Barack Obama’s campaign for the presidency was trailblazing in its ability to tap into a network of activists around the nation to help propel him to victory. His campaign does not seem to have ended. He is again reactivating this network, but this time it is not to help him get elected. Instead, he is rounding up the usual suspects to help him advance his legislative program. The never-ending campaign has already begun.
Greg Sargent reports that a private White House cocktail reception was recently hosted by Barack and Michelle Obama for leaders of major progressive groups:
[The Obamas] signaled that their groups would play a key role in driving the big progressive changes at the heart of the White House’s legislative agenda, an attendee tells me.
The message was that these groups would be valuable as a kind of progressive outside “echo chamber,” as the attendee puts it.
The party — which was organized by top Obama aide Valerie Jarrett — signals that the White House is moving forward with efforts to build coordination with outside progressive groups in order to drive the White House’s message and beat back its foes. As I reported recently, Jarrett is at the center of those efforts.
Included on the guest list were: Labor leaders Jimmy Hoffa and Andy Stern, MoveOn.org’s Eli Pariser, Sierra Club’s Carl Pope, Planned Parenthood’s Cecile Richardson, and Joe Solomonese of the Human Rights Campaign.
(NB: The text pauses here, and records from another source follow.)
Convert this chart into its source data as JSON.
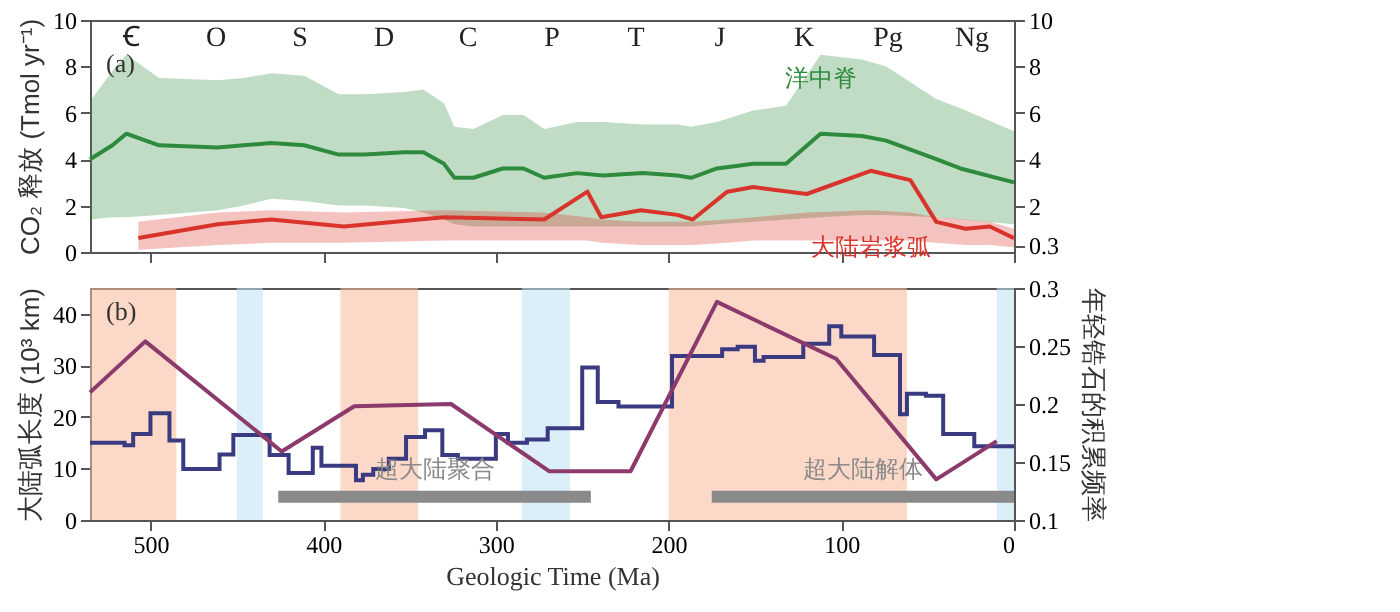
{
  "chart_data": [
    {
      "type": "line",
      "ylabel": "CO₂ 释放 (Tmol yr⁻¹)",
      "title": "(a)",
      "xlim": [
        535,
        0
      ],
      "xticks": [
        500,
        400,
        300,
        200,
        100,
        0
      ],
      "ylim": [
        0,
        10
      ],
      "yticks": [
        0,
        2,
        4,
        6,
        8,
        10
      ],
      "y2lim": [
        0,
        10
      ],
      "y2ticks": [
        0.3,
        2,
        4,
        6,
        8,
        10
      ],
      "tick_labels": "y",
      "grid": false,
      "series": [
        {
          "name": "洋中脊",
          "color": "#2e8b3e",
          "x": [
            535,
            522,
            514,
            495,
            461,
            446,
            430,
            411,
            391,
            376,
            353,
            342,
            330,
            324,
            313,
            296,
            284,
            272,
            253,
            238,
            215,
            195,
            187,
            172,
            151,
            132,
            112,
            88,
            74,
            45,
            31,
            0
          ],
          "values": [
            4.0,
            4.6,
            5.1,
            4.6,
            4.5,
            4.6,
            4.7,
            4.6,
            4.2,
            4.2,
            4.3,
            4.3,
            3.8,
            3.2,
            3.2,
            3.6,
            3.6,
            3.2,
            3.4,
            3.3,
            3.4,
            3.3,
            3.2,
            3.6,
            3.8,
            3.8,
            5.1,
            5.0,
            4.8,
            4.0,
            3.6,
            3.0
          ],
          "upper": [
            6.5,
            7.8,
            8.5,
            7.5,
            7.4,
            7.5,
            7.7,
            7.6,
            6.8,
            6.8,
            6.9,
            7.0,
            6.4,
            5.4,
            5.3,
            5.9,
            5.9,
            5.3,
            5.6,
            5.6,
            5.5,
            5.5,
            5.4,
            5.6,
            6.1,
            6.3,
            8.5,
            8.3,
            8.0,
            6.6,
            6.2,
            5.2
          ],
          "lower": [
            1.4,
            1.5,
            1.5,
            1.6,
            1.8,
            2.0,
            2.3,
            2.2,
            2.0,
            2.0,
            1.9,
            1.7,
            1.4,
            1.2,
            1.1,
            1.1,
            1.1,
            1.1,
            1.1,
            1.1,
            1.1,
            1.1,
            1.1,
            1.2,
            1.3,
            1.4,
            1.5,
            1.6,
            1.6,
            1.5,
            1.4,
            1.2
          ]
        },
        {
          "name": "大陆岩浆弧",
          "color": "#d9342b",
          "x": [
            507,
            461,
            430,
            388,
            330,
            272,
            247,
            239,
            216,
            195,
            186,
            166,
            151,
            120,
            83,
            60,
            45,
            28,
            14,
            0
          ],
          "values": [
            0.6,
            1.2,
            1.4,
            1.1,
            1.5,
            1.4,
            2.6,
            1.5,
            1.8,
            1.6,
            1.4,
            2.6,
            2.8,
            2.5,
            3.5,
            3.1,
            1.3,
            1.0,
            1.1,
            0.6
          ],
          "upper": [
            1.3,
            1.7,
            1.8,
            1.7,
            1.8,
            1.7,
            1.5,
            1.4,
            1.3,
            1.3,
            1.3,
            1.4,
            1.5,
            1.7,
            1.8,
            1.7,
            1.5,
            1.4,
            1.3,
            1.0
          ],
          "lower": [
            0.1,
            0.3,
            0.4,
            0.4,
            0.5,
            0.5,
            0.5,
            0.4,
            0.3,
            0.3,
            0.3,
            0.4,
            0.5,
            0.5,
            0.5,
            0.5,
            0.4,
            0.3,
            0.3,
            0.2
          ]
        }
      ],
      "annotations": [
        "Ꞓ",
        "O",
        "S",
        "D",
        "C",
        "P",
        "T",
        "J",
        "K",
        "Pg",
        "Ng"
      ]
    },
    {
      "type": "step",
      "xlabel": "Geologic Time (Ma)",
      "ylabel": "大陆弧长度 (10³ km)",
      "y2label": "年轻锆石的积累频率",
      "xlim": [
        535,
        0
      ],
      "xticks": [
        500,
        400,
        300,
        200,
        100,
        0
      ],
      "ylim": [
        0,
        45
      ],
      "yticks": [
        0,
        10,
        20,
        30,
        40
      ],
      "y2lim": [
        0.1,
        0.3
      ],
      "y2ticks": [
        0.1,
        0.15,
        0.2,
        0.25,
        0.3
      ],
      "grid": false,
      "bands": [
        {
          "axis": "x",
          "from": 535,
          "to": 485,
          "color": "#f9b89a"
        },
        {
          "axis": "x",
          "from": 450,
          "to": 435,
          "color": "#bfe0f2"
        },
        {
          "axis": "x",
          "from": 390,
          "to": 345,
          "color": "#f9b89a"
        },
        {
          "axis": "x",
          "from": 285,
          "to": 257,
          "color": "#bfe0f2"
        },
        {
          "axis": "x",
          "from": 200,
          "to": 62,
          "color": "#f9b89a"
        },
        {
          "axis": "x",
          "from": 10,
          "to": 0,
          "color": "#bfe0f2"
        }
      ],
      "series": [
        {
          "color": "#3a3a80",
          "type": "step",
          "x": [
            535,
            515,
            510,
            500,
            489,
            481,
            460,
            452,
            431,
            420,
            406,
            401,
            381,
            377,
            371,
            362,
            352,
            341,
            331,
            322,
            300,
            293,
            282,
            270,
            250,
            241,
            229,
            198,
            169,
            160,
            150,
            145,
            122,
            107,
            100,
            81,
            66,
            62,
            51,
            41,
            23,
            0
          ],
          "values": [
            15.0,
            14.5,
            16.7,
            20.7,
            15.4,
            9.9,
            12.7,
            16.5,
            12.6,
            9.1,
            14.0,
            10.5,
            7.7,
            8.8,
            9.9,
            11.9,
            16.1,
            17.4,
            12.6,
            11.9,
            16.7,
            15.0,
            15.6,
            17.8,
            29.6,
            22.9,
            22.0,
            31.8,
            33.1,
            33.6,
            30.9,
            31.6,
            34.2,
            37.6,
            35.6,
            32.0,
            20.5,
            24.5,
            24.1,
            16.7,
            14.3,
            14.3
          ]
        },
        {
          "color": "#8b3a6b",
          "type": "line",
          "axis": "y2",
          "x": [
            535,
            503,
            424,
            382,
            326,
            269,
            222,
            172,
            103,
            45,
            10
          ],
          "values": [
            0.21,
            0.254,
            0.159,
            0.198,
            0.2,
            0.142,
            0.142,
            0.288,
            0.239,
            0.135,
            0.168
          ]
        },
        {
          "name": "超大陆聚合",
          "color": "#8a8a8a",
          "type": "line",
          "x": [
            426,
            245
          ],
          "values": [
            4.5,
            4.5
          ]
        },
        {
          "name": "超大陆解体",
          "color": "#8a8a8a",
          "type": "line",
          "x": [
            175,
            0
          ],
          "values": [
            4.5,
            4.5
          ]
        }
      ],
      "title": "(b)"
    }
  ]
}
This should not come as a surprise.
Barack Obama began his career as a community organizer. Though he expressed frustration at what he was able to accomplish in this role and soon departed for Harvard Law School, he took with him an appreciation for what well-organized and motivated groups can do when they work together. This was revealed many times during the campaign. He was able to bring out volunteers en masse to work the neighborhoods for him. He certainly has brought community organizing into the modern age.
One of the key players on his team was Chris Hughes, one of the founders of Facebook. He was able to use the internet as never before on behalf of the campaign. Of course, it was a masterstroke to announce his vice-presidential selection via email only to those who submitted their email addresses. He now has a vast database of “troops” that he can call into action when conditions warrant, whether it be to make calls to congressmen, stage protests, or circulate leaflets. That kind of free labor is priceless. We will see much more of it in the days to come.
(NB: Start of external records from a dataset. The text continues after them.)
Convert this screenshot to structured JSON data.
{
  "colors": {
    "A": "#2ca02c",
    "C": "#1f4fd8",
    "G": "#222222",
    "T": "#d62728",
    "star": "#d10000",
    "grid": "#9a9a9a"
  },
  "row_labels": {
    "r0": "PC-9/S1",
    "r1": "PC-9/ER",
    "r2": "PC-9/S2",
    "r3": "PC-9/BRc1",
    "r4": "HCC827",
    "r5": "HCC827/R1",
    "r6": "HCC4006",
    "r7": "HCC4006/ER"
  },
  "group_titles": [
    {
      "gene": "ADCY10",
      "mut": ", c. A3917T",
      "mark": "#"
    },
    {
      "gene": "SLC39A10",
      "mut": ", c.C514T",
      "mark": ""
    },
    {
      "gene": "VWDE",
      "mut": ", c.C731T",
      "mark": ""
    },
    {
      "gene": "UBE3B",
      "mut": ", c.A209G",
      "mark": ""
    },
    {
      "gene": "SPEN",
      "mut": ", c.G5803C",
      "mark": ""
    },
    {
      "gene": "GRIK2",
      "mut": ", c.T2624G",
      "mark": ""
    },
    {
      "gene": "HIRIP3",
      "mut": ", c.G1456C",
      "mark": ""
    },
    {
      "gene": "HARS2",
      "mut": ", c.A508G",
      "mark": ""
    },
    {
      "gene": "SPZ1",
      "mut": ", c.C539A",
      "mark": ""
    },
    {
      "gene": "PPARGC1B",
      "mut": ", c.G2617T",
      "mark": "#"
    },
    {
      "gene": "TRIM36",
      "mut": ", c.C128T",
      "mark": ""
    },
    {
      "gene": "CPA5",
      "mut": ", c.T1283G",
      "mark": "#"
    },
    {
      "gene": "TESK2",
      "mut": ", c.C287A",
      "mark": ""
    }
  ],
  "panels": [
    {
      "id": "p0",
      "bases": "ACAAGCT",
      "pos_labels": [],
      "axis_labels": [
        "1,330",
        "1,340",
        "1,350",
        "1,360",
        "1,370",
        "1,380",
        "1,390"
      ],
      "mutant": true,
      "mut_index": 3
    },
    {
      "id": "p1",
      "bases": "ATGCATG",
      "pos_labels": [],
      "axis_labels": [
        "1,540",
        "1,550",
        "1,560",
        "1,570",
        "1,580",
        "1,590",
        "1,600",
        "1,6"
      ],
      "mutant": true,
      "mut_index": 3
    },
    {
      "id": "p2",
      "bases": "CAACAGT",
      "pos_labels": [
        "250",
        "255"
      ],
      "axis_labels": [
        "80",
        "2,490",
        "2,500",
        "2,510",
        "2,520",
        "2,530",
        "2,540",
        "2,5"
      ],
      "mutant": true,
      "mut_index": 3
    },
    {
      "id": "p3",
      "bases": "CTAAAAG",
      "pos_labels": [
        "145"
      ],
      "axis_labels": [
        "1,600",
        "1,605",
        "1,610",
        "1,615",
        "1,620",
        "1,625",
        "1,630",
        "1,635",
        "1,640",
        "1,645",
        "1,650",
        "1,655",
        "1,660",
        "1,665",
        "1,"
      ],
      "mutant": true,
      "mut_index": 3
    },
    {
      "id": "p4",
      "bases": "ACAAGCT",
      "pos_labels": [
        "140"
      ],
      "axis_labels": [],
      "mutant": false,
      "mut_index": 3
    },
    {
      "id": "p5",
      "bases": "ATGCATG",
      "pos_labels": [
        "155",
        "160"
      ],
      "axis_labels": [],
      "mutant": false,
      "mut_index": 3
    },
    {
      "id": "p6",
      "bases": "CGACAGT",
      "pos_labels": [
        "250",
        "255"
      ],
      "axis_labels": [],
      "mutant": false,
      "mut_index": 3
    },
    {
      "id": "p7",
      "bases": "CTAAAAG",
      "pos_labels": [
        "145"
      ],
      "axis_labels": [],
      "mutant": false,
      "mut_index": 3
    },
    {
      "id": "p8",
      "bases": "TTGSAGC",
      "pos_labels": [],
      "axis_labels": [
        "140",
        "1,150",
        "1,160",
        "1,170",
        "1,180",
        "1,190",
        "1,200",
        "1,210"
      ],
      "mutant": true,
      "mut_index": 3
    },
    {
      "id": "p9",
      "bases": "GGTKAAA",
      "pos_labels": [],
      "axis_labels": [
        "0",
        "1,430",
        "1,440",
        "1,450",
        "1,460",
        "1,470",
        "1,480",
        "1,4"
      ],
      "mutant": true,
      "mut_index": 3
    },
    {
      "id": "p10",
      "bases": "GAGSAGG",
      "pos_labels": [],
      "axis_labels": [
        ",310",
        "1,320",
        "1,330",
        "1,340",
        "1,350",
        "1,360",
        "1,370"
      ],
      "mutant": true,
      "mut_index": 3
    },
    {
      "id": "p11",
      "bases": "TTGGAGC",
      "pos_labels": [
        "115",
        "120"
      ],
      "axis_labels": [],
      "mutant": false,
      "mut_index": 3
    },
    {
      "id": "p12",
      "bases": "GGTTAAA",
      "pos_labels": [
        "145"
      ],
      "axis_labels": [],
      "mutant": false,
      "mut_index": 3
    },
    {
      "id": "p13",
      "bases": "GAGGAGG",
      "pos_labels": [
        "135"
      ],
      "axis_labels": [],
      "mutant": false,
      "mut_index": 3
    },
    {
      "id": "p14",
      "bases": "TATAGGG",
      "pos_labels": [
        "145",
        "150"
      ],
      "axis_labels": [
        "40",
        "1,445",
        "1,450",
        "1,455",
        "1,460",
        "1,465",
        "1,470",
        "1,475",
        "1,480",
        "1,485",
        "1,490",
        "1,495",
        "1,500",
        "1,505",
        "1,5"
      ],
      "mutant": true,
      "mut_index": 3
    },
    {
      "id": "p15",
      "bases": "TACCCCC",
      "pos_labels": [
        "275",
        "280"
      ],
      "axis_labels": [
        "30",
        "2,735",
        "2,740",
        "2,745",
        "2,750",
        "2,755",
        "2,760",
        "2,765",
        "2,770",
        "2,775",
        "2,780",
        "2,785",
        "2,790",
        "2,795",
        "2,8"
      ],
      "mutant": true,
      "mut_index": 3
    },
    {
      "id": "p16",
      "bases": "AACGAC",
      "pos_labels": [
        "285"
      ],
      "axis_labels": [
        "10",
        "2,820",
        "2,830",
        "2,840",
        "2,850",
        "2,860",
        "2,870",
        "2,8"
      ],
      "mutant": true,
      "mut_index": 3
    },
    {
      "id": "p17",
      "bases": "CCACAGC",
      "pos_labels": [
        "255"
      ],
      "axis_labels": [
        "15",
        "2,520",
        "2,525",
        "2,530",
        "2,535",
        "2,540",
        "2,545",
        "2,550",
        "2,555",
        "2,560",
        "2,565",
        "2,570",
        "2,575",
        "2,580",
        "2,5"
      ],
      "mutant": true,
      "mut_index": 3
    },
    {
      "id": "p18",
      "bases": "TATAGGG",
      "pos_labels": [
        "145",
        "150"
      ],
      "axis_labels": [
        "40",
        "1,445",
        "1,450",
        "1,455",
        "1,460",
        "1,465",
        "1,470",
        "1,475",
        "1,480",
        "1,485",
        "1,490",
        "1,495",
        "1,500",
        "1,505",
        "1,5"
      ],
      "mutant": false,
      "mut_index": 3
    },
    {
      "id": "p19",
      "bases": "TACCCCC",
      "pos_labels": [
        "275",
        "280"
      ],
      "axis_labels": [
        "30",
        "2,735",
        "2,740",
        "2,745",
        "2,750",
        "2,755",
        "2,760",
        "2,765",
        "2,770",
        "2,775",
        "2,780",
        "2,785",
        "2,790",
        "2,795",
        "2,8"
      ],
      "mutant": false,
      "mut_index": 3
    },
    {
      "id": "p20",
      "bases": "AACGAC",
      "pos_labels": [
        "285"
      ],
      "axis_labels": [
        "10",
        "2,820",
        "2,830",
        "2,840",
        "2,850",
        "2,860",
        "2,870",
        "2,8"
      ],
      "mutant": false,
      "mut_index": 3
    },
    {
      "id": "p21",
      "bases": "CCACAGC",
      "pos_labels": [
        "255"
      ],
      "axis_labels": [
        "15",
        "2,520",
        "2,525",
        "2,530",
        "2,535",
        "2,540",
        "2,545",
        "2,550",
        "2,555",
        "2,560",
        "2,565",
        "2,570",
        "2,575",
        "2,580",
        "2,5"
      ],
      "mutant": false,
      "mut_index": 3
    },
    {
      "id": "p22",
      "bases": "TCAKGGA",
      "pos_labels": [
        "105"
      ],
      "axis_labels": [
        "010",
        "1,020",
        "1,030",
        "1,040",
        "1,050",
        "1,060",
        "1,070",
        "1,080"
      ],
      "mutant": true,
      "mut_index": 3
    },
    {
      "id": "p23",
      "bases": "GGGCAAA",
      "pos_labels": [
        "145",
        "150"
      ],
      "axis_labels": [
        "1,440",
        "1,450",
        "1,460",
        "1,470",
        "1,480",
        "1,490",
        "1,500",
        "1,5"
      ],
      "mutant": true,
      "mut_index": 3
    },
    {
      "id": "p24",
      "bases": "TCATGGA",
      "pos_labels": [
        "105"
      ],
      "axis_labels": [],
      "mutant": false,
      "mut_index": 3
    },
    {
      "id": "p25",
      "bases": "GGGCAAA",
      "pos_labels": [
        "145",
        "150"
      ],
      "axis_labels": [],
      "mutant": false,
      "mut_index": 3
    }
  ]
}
Of course, such labor is never entirely free. Posters, air time, ads, leaflets — all these come with a sticker price. We are not communists, after all. This is where another — higher — layer of activists comes into play.
Andy Stern is head of the Service Employees International Union, which is clearly one of the most astute, politically active, and well-funded of all unions. Stern has operated on the local, state, and federal levels when it comes to helping the campaigns of favored politicians. His union occasionally has mishaps: there is a corruption issue with the Los Angeles chapter and there were discussions involving the selling of Obama’s Senate seat in Illinois between a representative of his union and disgraced former Governor Rod Blagojevich. But he knows the ropes, which levers to pull, and he (along with fellow labor leader Jimmy Hoffa) is sitting on a treasure chests of funds. These chests will be replenished by virtue of the “stimulus bill.”
Stern has a close associate who receives very little attention. Anna Burger may be the most influential woman in the labor movement as hailed by Gannet. But her influence extends far beyond labor. She is a sharp political operator in charge of Change To Win, a group formed by a bevy of unions to use the political system to enrich laborers. She is also, along with Stern, one of the labor leaders involved in a very influential, if furtive, group known as the Democracy Alliance. This is an activist group on steroids with liberal-minded billionaires and mere centimillionaires behind them. The group brings together donors and political activists to fulfill a range of liberal goals. We may not see them — they don’t leave many fingerprints behind — but we will see what it is they will accomplish in the days ahead. They have a track record of success.
George Soros, hedge fund billionaire, is one of the main powers that be in the Democracy Alliance. He is also the most generous funder of 527 groups in the nation. These groups include MoveOn.org, whose leader Eli Pariser was one of the people who joined the Obamas at the White House. Moveon.org was the group responsible for the General BetrayUs ads that ran during the campaign which sought to impugn the reputation of the general behind the surge in Iraq.
Groups such as ACORN (which held classes in activism with Barack Obama as a teacher) might also have a place at the table. Fortunately, a provision that might have been used to enrich their coffers did not make it into the final stimulus bill. I am more inclined to believe that President Obama will not look towards ACORN to work his magic. He may not throw them under the bus, but now that he is president he may choose not to tarnish his reputation by working with a group that has a tarnished reputation of their own.
There are cleverer ways to bring about Change. The president knows them and he will use them.